Very much lighter than filling using resin+microballons, eh???


Hola, Neira,

Uhmm, I go for #4, myself, but how about doing a pair of cut laps in opaque red around the rails to the edges of the existing color, then mebbe a wee bit of red resin between strips of tape to do those lines like old-style pinlines or stripes, then a pair of clear cut laps over the top and bottom and around the rails , as below - I’m presuming that you will be doing a cloth or mat inlay where the old glass was torn away so that it’ll work out pretty well.

It’s extra work, certainly, but with this particular board( with a relatively simple color scheme on the board, no airbrush fades or such) it might be worth it in terms of appearance: all you’d see is the spray foam and the wee gap between the wood strips where the stringer was cut back.

Just a thought -

doc…

Dang guys!

Y’all sure can draw sumpin’ fancy! :slight_smile: (niera, that’s my attempt to write like I’m from the country)

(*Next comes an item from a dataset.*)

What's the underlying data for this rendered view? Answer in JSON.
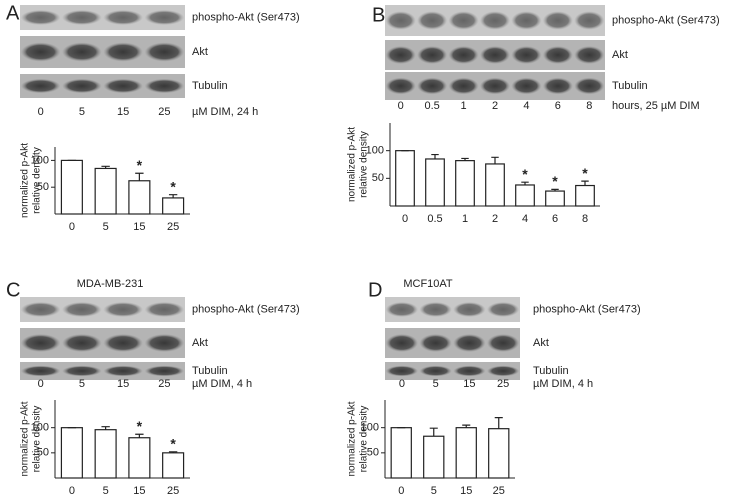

I like Doc’s idea, but it is a little more work. As far as the foam scar in the center goes, couldn’t that be sanded back a little and filled with a couple millimeters of resin with Q-cell? The would bring the crack closer to the color of the foam. Then again, that PU foam looks pretty close to the board foam in color.

Of the 4 you posted, I like #4. The diagonal stripe is cool but it doesn’t completely hide the patch.